Нет, существует лишь одна правильная монета - разумение, и лишь в обмен на нее должно все отдавать; лишь в этом случае будут неподдельны и мужество, и рассудительность, и справедливость одним словом, подлинная добродетель: она сопряжена с разумением, все равно, сопутствуют ли ей удовольствия, страхи и все иное тому подобное или не сопутствуют. Если же все это отделить от разумения и обменивать друг на друга, как бы не оказалась пустою видимостью такая добродетель, поистине годная лишь для рабов, хилая и подложная.

Между тем, истинное - это действительно очищение от всех [страстей], а рассудительность, справедливость, мужество и само разумение - средство такого очищения. И быть может, те, кому мы обязаны учреждением таинств [мистерий], были не так уж просты, но на самом деле еще в древности приоткрыли в намеке, что сошедший в Аид непосвященным будет лежать в грязи, а очистившиеся и принявшие посвящение, отойдя в Аид, поселятся среди богов. Да, ибо, как говорят те, кто сведущ в таинствах, "много тирсоносцев, да мало вакхантов", и "вакханты" здесь, на мой взгляд, не кто иной, как только истинные философы.

Одним из них старался стать и я - всю жизнь, всеми силами, ничего не упуская. Верно ли я старался и чего мы достигли, мы узнаем точно, если то будет угодно богу, когда придем в Аид. Ждать осталось недолго, сколько я понимаю.

Вот вам моя защитительная речь, Симмий и Кебет; вот почему я сохраняю спокойствие и веселость: я покидаю и вас, и здешних владык в уверенности, что и там найду добрых владык и друзей, как нашел их здесь. И если вам моя речь показалась более убедительной, чем афинским судьям, это было бы хорошо.

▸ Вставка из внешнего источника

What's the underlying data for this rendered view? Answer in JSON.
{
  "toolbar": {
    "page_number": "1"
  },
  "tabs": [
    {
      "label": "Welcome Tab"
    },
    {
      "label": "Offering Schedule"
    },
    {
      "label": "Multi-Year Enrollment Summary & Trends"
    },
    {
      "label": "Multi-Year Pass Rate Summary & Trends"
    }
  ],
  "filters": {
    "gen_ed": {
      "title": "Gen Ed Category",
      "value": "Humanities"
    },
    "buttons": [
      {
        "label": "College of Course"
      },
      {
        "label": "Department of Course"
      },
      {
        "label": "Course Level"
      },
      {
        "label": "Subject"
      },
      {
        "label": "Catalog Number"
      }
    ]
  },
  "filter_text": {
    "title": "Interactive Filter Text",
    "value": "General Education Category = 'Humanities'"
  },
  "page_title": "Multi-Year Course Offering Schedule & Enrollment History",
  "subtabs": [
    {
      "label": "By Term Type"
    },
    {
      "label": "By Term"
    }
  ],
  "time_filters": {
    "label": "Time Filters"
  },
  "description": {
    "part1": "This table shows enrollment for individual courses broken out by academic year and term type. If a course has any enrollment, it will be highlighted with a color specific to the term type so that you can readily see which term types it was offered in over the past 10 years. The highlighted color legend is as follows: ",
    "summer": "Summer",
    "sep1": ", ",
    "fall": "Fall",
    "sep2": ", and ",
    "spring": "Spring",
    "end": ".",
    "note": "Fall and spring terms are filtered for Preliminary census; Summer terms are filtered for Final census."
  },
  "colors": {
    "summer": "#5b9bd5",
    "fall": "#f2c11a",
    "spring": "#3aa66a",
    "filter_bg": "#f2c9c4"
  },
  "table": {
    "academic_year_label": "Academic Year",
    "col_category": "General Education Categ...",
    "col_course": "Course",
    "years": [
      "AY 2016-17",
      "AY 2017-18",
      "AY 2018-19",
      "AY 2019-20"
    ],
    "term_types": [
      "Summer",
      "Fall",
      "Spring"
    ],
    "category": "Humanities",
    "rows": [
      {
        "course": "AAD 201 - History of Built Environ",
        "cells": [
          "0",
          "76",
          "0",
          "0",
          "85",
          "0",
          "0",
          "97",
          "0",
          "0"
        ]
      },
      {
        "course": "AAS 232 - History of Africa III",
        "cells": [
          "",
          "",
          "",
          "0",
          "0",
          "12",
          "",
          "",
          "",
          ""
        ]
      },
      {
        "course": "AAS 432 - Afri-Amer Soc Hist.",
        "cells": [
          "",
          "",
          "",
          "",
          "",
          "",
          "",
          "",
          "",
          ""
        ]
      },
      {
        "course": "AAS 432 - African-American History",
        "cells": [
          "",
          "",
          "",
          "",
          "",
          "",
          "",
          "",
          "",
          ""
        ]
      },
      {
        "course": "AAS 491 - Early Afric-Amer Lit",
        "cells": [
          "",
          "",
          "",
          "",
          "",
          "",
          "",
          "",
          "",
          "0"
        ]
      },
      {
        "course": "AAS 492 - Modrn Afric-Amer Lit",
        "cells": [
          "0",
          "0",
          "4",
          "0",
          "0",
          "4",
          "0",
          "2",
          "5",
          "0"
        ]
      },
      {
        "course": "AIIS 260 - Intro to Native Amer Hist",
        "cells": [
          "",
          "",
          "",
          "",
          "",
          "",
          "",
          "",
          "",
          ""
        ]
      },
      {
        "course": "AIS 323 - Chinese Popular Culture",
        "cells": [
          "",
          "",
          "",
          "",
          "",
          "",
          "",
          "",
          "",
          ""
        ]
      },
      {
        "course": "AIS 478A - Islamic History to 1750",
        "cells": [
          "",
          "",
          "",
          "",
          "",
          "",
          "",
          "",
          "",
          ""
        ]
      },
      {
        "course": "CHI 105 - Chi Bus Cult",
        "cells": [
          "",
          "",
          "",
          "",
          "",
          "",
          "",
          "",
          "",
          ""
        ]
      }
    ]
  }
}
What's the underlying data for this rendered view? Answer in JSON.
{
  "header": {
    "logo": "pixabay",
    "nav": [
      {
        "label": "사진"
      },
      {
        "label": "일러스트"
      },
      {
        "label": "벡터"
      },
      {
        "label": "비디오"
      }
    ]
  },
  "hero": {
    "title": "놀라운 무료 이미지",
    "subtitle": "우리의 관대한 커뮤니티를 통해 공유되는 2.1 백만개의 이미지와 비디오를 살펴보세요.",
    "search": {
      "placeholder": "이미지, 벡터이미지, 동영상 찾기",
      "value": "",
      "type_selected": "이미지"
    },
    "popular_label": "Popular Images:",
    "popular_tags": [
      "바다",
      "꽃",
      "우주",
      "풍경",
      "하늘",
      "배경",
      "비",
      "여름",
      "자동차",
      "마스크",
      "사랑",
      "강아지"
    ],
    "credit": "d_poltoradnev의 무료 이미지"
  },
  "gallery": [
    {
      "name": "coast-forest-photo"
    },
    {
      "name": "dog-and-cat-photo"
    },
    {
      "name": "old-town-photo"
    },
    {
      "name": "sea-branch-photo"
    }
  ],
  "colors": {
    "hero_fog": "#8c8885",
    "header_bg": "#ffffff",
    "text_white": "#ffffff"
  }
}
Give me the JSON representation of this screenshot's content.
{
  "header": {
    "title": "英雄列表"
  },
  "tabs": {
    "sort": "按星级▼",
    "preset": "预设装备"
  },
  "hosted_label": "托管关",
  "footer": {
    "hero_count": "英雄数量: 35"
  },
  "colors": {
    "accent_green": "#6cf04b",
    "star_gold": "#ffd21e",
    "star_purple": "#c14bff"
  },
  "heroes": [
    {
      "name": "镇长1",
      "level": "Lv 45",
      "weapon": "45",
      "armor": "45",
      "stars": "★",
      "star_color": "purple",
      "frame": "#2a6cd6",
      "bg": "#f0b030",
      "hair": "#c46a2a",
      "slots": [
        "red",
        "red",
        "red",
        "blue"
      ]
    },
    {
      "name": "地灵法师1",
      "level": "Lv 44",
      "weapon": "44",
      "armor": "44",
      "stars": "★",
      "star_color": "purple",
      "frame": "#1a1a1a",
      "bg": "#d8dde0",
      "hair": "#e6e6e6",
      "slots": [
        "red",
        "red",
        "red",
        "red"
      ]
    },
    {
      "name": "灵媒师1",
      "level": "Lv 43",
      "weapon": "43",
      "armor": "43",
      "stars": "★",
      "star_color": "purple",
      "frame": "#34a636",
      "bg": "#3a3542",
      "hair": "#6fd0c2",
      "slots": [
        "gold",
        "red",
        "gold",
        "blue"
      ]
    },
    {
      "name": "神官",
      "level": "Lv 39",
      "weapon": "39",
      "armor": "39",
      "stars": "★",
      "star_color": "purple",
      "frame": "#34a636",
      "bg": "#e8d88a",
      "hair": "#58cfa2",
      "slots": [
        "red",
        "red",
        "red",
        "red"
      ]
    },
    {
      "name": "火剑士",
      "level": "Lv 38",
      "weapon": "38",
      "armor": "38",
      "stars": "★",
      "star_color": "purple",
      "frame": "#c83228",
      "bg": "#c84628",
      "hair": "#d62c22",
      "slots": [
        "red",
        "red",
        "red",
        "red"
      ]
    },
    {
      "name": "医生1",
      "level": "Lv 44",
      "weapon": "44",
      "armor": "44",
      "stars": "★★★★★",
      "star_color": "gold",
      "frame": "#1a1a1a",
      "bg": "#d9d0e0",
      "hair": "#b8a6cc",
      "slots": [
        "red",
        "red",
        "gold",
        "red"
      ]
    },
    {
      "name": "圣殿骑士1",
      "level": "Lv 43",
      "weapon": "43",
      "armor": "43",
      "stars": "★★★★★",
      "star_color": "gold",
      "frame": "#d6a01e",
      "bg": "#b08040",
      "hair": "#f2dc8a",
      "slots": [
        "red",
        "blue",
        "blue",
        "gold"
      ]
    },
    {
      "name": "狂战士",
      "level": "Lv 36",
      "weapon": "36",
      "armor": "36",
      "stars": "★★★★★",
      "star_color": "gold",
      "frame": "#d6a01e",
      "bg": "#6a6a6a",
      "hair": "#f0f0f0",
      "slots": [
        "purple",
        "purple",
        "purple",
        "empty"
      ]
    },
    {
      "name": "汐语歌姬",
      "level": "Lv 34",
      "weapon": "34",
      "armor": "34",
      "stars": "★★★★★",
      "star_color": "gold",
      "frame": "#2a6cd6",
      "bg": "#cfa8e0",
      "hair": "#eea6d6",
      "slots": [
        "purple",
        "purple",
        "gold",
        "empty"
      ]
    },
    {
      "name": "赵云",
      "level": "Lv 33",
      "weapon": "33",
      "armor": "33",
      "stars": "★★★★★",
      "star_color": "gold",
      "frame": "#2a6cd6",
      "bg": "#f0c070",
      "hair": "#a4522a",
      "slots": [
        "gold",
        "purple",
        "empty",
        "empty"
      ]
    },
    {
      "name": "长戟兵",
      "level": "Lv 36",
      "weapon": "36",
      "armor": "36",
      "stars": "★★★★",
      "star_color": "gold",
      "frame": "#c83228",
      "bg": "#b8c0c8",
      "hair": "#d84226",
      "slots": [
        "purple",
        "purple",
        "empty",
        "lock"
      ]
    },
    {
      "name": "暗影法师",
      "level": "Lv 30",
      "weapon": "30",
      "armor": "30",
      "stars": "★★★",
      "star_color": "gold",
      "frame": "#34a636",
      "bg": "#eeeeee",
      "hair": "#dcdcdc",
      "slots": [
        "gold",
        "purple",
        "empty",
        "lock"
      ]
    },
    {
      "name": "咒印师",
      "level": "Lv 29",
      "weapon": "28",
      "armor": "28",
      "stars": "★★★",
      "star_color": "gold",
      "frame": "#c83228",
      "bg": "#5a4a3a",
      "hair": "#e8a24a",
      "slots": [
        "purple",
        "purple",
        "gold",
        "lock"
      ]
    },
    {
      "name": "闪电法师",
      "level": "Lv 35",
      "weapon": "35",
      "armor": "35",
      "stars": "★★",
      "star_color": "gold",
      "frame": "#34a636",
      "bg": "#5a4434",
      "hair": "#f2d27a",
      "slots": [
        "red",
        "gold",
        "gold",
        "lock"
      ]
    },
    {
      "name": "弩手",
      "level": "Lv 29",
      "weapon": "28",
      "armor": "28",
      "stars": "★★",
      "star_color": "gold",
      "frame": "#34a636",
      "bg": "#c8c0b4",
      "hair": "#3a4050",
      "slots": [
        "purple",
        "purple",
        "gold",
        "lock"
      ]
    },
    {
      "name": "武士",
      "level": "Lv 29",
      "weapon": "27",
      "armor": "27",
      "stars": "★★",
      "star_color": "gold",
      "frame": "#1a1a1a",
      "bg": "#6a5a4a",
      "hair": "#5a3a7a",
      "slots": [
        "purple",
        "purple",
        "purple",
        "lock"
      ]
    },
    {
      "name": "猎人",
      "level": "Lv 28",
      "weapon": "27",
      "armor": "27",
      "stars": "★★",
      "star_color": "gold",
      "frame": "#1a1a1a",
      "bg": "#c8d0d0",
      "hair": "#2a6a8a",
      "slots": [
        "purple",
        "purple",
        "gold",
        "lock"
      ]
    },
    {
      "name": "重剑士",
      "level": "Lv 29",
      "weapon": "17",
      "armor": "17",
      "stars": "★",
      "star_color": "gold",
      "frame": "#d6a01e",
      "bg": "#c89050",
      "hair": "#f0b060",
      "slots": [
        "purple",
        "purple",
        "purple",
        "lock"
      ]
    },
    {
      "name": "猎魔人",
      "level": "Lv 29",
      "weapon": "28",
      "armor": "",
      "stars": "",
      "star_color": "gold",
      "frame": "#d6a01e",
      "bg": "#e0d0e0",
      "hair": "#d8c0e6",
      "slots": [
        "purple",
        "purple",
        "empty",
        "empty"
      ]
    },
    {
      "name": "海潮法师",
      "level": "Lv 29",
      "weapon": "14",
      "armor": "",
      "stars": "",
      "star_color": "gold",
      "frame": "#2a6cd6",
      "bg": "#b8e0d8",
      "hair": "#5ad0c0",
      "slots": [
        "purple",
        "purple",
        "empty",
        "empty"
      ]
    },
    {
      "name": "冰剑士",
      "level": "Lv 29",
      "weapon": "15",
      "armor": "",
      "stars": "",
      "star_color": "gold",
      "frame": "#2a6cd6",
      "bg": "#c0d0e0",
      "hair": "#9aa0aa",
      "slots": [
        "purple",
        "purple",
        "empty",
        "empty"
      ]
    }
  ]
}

Когда Сократ закончил, заговорил Кебет:

- Вот это - по крайней мере на мой взгляд - сказано прекрасно, кроме одного: то, что ты говорил о душе, вызывает у людей большие сомнения. Они опасаются, что, расставшись с телом, душа уже нигде больше не существует, но гибнет и уничтожается в тот самый день, как человек умирает.


Едва расставшись с телом, выйдя из него, она рассеивается, словно дыхание или дым, разлетается, и ее уже решительно больше нет. Разумеется, если бы душа действительно могла где-то собраться сама по себе и вдобавок избавленная от всех зол, которые ты только что перечислил, это было бы, Сократ, источником великой и прекрасной надежды, что слова твои - истина.

Но что душа умершего продолжает существовать и обладает известной способностью мыслить, - это, на мой взгляд, требует веских доказательств и обстоятельных разъяснений.

- Верно, Кебет, - согласился Сократ. - Что же нам делать, однако? Не хочешь ли потолковать об этом: может так быть или не может?

- Очень хочу, - сказал Кебет. - Хочу знать, что ты об этом думаешь.